Line ending conversion

Overview and background on line ending conversion

A line break in computer text is represented by one or more invisible characters. On Unix systems, the break is the single "\n" (ASCII 10, octal \012). Mac systems use "\r" (ASCII 13, octal \015). Windows systems and Internet protocols use both characters together: "\r\n".

Systems which transfer files or text streams from one platform to another will sometimes need to convert the line endings to match the convention of the destination platform.

To convert or not to convert line endings

Source code files often need to be forced to use a certain line ending convention. In particular, scripts and code files that execute on a Unix server may need the \n line ending. Javascript code (and HTML files with embedded Javascript) will often need either \n or \r\n endings. The Mac "\r" endings will prevent Javascript from executing properly in many web browsers.

Aside from those few special cases, most text files do not require conversion. Most programs which interact with files are line-ending tolerant and will accept anything that matches a known ending.

Furthermore, binary files will become corrupted if they undergo line-ending conversion. Binary files don't have logical line endings, but they do contain embedded "\r" and "\n" characters. Those characters will be changed, and possibly expanded or contracted, by the algorithm. The result is a binary file whose size and content has changed in unpredictable ways, and which likely cannot be read by applications.

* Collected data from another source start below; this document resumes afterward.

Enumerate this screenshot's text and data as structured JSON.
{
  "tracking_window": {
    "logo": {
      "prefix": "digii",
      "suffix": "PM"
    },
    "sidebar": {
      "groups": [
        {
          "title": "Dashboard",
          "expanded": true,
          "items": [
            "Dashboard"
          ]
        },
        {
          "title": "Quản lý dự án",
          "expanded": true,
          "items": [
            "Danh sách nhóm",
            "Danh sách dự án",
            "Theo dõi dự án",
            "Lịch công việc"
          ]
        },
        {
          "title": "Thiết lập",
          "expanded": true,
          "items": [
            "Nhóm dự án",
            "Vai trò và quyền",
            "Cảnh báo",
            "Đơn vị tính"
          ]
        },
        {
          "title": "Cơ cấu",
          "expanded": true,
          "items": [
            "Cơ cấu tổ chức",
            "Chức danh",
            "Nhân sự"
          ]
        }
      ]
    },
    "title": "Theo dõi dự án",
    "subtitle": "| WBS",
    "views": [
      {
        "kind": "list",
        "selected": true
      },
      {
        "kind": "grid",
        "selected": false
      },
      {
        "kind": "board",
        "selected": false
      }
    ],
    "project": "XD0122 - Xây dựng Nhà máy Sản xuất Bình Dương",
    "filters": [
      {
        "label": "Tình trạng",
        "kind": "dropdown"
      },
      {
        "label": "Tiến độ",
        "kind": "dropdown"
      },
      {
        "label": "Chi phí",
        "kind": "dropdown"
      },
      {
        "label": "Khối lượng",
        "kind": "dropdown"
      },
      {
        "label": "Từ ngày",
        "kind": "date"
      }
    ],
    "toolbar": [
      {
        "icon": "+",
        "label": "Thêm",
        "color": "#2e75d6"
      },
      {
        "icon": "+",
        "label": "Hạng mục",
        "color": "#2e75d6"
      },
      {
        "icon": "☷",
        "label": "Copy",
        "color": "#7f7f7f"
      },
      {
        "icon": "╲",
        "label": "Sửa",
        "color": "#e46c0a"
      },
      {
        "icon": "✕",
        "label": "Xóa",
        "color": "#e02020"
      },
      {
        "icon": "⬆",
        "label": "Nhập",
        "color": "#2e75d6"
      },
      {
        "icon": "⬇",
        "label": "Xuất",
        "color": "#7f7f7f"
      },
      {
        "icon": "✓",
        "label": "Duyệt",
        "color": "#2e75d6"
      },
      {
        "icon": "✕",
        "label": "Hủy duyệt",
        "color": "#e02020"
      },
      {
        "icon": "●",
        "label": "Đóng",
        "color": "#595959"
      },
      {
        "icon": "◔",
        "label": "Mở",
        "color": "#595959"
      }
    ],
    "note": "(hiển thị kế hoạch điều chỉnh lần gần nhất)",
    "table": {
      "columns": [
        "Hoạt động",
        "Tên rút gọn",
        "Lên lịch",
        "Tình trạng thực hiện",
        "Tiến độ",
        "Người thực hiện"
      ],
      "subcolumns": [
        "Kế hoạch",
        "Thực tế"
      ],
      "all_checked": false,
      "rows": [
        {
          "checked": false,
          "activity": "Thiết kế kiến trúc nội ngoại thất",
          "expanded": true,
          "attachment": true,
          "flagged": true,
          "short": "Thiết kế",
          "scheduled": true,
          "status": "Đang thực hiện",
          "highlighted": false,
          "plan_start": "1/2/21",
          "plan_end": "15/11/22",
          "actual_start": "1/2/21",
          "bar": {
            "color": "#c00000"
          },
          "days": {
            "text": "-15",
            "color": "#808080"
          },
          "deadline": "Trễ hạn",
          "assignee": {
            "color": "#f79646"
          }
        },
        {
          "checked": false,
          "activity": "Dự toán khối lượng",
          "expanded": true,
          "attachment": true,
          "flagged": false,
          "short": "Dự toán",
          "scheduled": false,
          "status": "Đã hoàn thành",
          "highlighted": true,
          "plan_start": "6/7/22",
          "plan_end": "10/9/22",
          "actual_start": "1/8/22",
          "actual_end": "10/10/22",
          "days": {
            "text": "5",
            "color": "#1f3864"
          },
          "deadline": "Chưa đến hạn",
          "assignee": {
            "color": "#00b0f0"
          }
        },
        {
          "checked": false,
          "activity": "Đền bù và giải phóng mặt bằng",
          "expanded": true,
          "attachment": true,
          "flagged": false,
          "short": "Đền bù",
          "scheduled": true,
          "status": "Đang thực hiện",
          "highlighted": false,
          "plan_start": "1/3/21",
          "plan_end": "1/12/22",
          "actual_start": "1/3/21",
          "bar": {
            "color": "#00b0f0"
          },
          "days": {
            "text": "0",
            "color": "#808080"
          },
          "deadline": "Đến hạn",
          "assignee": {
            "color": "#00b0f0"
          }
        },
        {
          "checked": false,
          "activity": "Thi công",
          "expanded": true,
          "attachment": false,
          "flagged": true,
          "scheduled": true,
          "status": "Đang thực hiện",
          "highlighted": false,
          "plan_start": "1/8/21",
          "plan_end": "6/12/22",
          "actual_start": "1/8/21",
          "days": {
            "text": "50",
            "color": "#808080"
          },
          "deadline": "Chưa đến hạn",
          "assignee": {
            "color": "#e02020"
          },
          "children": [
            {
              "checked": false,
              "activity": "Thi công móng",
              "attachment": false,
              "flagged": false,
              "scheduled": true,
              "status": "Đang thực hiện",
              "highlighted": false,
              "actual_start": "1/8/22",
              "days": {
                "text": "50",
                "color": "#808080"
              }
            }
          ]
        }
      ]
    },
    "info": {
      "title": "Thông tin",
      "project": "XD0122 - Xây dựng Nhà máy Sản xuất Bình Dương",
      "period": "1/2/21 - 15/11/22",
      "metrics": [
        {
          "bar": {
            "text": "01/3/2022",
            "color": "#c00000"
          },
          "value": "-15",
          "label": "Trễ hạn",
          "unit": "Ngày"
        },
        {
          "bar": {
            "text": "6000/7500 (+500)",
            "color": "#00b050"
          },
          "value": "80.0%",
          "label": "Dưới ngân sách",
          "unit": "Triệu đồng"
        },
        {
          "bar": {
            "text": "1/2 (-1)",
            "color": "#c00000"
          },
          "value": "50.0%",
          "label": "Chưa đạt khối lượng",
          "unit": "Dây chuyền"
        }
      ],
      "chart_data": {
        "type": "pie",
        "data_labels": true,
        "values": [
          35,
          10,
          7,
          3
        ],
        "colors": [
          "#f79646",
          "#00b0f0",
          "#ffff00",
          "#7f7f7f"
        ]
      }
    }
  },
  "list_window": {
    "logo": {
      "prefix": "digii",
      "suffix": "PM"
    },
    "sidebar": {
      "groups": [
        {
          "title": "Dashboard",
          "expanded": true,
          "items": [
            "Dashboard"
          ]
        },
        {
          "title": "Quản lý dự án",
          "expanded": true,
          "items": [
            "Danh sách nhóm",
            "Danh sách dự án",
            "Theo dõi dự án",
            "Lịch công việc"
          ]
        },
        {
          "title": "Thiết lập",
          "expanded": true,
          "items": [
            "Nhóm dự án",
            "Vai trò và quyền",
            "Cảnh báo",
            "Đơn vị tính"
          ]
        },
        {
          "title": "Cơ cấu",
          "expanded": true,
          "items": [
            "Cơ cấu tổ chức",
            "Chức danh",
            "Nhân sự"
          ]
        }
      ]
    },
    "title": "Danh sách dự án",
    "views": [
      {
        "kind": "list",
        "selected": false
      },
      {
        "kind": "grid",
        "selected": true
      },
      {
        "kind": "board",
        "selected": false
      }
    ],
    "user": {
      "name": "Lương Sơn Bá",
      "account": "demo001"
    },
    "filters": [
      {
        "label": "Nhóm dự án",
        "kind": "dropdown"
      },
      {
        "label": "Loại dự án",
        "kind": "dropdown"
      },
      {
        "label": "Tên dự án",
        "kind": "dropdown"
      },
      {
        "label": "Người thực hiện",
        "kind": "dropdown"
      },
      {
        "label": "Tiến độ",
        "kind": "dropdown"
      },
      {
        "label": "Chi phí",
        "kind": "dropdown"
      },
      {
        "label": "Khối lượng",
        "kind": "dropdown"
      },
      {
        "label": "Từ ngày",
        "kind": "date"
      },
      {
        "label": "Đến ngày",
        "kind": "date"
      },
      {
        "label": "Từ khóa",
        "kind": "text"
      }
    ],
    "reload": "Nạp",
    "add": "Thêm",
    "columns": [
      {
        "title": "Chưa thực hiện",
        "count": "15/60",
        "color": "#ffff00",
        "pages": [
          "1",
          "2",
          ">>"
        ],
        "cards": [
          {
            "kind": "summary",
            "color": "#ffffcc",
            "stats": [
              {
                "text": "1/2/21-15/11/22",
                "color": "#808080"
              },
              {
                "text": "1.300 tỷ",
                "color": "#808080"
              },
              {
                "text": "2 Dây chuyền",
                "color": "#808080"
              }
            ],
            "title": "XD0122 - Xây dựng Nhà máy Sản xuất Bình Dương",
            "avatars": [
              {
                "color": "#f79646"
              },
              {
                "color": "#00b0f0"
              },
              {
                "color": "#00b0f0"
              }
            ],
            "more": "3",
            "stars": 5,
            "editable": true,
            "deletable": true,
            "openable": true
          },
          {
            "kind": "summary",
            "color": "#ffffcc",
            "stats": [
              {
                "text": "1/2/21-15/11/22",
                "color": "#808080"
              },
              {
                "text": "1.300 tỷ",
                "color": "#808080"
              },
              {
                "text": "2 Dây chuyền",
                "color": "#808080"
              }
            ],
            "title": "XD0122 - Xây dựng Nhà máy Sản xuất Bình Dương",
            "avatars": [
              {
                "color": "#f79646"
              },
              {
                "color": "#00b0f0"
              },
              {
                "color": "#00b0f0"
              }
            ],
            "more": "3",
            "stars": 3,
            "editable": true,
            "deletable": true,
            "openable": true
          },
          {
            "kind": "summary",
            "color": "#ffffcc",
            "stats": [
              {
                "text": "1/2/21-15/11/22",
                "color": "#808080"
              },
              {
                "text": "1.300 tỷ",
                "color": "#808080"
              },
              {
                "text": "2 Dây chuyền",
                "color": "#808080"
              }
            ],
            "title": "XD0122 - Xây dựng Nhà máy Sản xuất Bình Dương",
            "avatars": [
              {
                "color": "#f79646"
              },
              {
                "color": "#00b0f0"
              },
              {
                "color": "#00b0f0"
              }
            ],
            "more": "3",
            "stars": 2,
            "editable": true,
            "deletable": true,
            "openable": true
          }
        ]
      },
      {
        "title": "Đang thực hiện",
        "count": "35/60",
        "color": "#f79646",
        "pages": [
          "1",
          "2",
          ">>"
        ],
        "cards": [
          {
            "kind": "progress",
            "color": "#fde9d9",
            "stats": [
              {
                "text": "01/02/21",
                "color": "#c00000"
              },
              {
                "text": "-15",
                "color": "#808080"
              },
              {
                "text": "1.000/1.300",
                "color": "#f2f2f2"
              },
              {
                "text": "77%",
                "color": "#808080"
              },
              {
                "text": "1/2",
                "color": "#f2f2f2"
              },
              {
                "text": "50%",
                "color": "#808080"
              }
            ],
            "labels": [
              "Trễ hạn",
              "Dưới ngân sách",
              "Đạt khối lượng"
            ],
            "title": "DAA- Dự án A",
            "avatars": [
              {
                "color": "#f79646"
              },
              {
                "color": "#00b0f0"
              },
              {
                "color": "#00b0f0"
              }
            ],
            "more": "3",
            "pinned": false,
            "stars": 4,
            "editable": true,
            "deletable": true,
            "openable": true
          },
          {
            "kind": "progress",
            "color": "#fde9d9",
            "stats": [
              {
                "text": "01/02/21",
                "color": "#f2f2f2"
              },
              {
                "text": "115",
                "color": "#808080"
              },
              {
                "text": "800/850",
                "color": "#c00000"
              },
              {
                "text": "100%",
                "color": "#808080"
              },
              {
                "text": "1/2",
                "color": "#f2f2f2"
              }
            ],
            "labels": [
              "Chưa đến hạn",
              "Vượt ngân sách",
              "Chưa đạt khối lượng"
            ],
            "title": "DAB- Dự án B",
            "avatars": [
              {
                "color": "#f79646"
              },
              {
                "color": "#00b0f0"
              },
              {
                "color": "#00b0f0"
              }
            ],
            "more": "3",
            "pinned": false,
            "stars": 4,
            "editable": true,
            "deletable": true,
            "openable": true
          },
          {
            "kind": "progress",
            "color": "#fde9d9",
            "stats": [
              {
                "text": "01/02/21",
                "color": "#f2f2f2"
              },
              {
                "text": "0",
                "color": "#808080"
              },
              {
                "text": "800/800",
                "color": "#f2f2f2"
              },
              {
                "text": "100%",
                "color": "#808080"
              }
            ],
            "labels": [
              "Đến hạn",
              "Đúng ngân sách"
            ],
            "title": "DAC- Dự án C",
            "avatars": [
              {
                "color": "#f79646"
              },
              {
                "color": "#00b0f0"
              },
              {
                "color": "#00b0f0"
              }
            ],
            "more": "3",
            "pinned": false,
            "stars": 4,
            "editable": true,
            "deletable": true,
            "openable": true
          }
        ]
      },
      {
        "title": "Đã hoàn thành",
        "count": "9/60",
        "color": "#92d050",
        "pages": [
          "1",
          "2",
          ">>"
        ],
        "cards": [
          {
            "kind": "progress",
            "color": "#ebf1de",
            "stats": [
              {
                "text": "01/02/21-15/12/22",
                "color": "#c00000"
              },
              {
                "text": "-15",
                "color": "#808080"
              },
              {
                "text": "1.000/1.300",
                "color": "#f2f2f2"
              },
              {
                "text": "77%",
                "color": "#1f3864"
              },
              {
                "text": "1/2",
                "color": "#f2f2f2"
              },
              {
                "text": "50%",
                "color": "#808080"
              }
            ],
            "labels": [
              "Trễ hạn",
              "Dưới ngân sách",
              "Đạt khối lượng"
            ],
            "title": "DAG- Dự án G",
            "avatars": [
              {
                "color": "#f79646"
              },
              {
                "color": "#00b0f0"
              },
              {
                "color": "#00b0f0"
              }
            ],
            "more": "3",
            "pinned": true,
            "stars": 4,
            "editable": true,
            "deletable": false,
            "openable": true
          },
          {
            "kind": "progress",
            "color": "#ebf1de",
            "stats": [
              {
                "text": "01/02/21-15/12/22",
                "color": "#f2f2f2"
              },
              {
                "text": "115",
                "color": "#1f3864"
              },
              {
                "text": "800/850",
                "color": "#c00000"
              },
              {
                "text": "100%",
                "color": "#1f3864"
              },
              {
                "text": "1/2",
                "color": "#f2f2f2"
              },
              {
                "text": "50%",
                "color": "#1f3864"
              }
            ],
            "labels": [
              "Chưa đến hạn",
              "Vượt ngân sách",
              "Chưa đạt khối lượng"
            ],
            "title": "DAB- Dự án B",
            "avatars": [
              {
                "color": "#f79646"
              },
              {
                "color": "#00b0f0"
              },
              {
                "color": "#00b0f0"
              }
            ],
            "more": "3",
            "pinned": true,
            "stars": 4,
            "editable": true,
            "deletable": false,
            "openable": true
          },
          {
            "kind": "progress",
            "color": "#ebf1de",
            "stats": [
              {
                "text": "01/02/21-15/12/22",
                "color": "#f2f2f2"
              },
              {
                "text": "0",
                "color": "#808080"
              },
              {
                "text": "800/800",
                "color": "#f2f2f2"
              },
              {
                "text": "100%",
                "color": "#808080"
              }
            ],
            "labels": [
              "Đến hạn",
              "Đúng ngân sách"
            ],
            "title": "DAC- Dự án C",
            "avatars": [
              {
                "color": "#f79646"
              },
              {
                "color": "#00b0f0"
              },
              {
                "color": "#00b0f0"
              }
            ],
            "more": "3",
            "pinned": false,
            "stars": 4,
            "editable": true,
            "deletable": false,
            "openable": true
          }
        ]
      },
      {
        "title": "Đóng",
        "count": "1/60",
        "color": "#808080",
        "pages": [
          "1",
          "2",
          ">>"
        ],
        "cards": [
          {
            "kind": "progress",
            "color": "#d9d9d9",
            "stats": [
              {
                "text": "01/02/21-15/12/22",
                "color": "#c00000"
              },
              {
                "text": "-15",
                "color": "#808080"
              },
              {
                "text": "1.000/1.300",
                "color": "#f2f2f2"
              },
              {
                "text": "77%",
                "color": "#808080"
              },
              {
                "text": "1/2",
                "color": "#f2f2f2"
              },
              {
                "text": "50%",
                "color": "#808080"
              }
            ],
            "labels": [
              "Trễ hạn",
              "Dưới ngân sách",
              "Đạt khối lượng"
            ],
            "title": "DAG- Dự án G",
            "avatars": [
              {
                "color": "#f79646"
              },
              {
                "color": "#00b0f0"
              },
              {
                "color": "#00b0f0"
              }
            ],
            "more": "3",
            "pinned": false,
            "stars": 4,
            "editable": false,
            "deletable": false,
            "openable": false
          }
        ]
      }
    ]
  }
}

Line-ending conversion is a process which destroys information. It is not possible to recover a file that has been corrupted in this way.

Because of the risk, line ending conversion should only be performed when needed, and should only be performed on well-understood text-only content.

Settings related to line endings

Because of the risk of corruption, and because conversion is needed only in very special circumstances, the Genesis Web Authoring System limits line-ending conversion to files with specific extensions: pl cgi sh php php3 js txt htm html shtml css.

Conversion can be disabled altogether by going to Admin Page => My Account => Line Ending Conversion. The set of file extensions used for conversion can also be customized there, as well as the type of line endings to use (Mac, Unix, or Windows). All conversion settings are controlled on a per-user basis.

Situations in which Genesis will convert line endings

  • Template Editor => Build Template

    All multi-line textarea inputs which contain line breaks will be converted *if* the Convert Line Endings setting is enabled (regardless of the file extensions within).

    No status information is returned to screen to confirm whether line ending conversion was applied on multi-line text streams.

  • Edit File interface

    The textarea input from HTML Editor => Edit or HTML Editor => Create New File will be converted *if* the Convert Line Endings setting is enabled, and *if* the file extension of the edited file matches the list.

    If line-ending conversion is enabled, the status message will read:

    "wrote to file 'foo.html' in ASCII mode"

    Otherwise, the status message will simply read:

    "wrote to file 'foo.html'"

  • Uploaded and Imported Files

    All uploaded files -- including those uploaded within a template, those uploaded from the single file upload form, those from the multi-file upload form, and those from the Add Web Files interface -- will be converted *if* the Convert Line Endings setting is enabled, and *if* the file extension of the uploaded or imported file matches the list.

    The status message will indicate whether conversion was applied:

    "file 'foo.html' has been uploaded in ascii/text mode" (line ending conversion applied)

    "file 'foo.html' has been uploaded in binary mode" (no conversions)

    For HTTP imports, the messages are:

    "saved 123 bytes in ascii/text mode" (line ending conversion applied)

    "saved 123 bytes in binary mode" (no conversions)

Advanced: Conversion algorithm

All code conversion has been extracted to subroutine force_eoln() which is defined in script file "genesis/index.pl". You may edit that subroutine if you need to customize the behavior.

The algorithm is based on force_CRLF from the Common library. All line endings are first converted to the Internet-standard \r\n using the following three conversions:

  • First, all \r\n are converted to \n

  • Next, all remaining \r are converted to \n

  • Finally, all \n are converted to \r\n

In this way, all original \r\n are preserved, while any bare \r or \n are expanded to full \r\n. This is all covered by the standard force_CRLF call. Next:

  • For Windows standard \r\n, nothing is done.

  • For Unix standard \n, a single \r\n => \n conversion is done.

  • For Mac standard \r, a single \r\n => \r conversion is done.

History

In Genesis versions 2.1.0.0024 and earlier, each user had a setting "Upload All Text Files in ASCII Mode" which was enabled by default and which applied "\n" endings to all files which passed Perl's -T is-text-file test. The Perl -T test was returning false positives on PDF files (forcing conversion and corrupting their contents) which led to a change in the approach.

With build 0025 and newer, the setting has been renamed "Line Ending Conversion" and has been complemented by a custom file extension list which does not include PDF. The -T switch is no longer used. In addition, users can choose which of the three standard line endings they want, instead of being forced to accept Unix \n.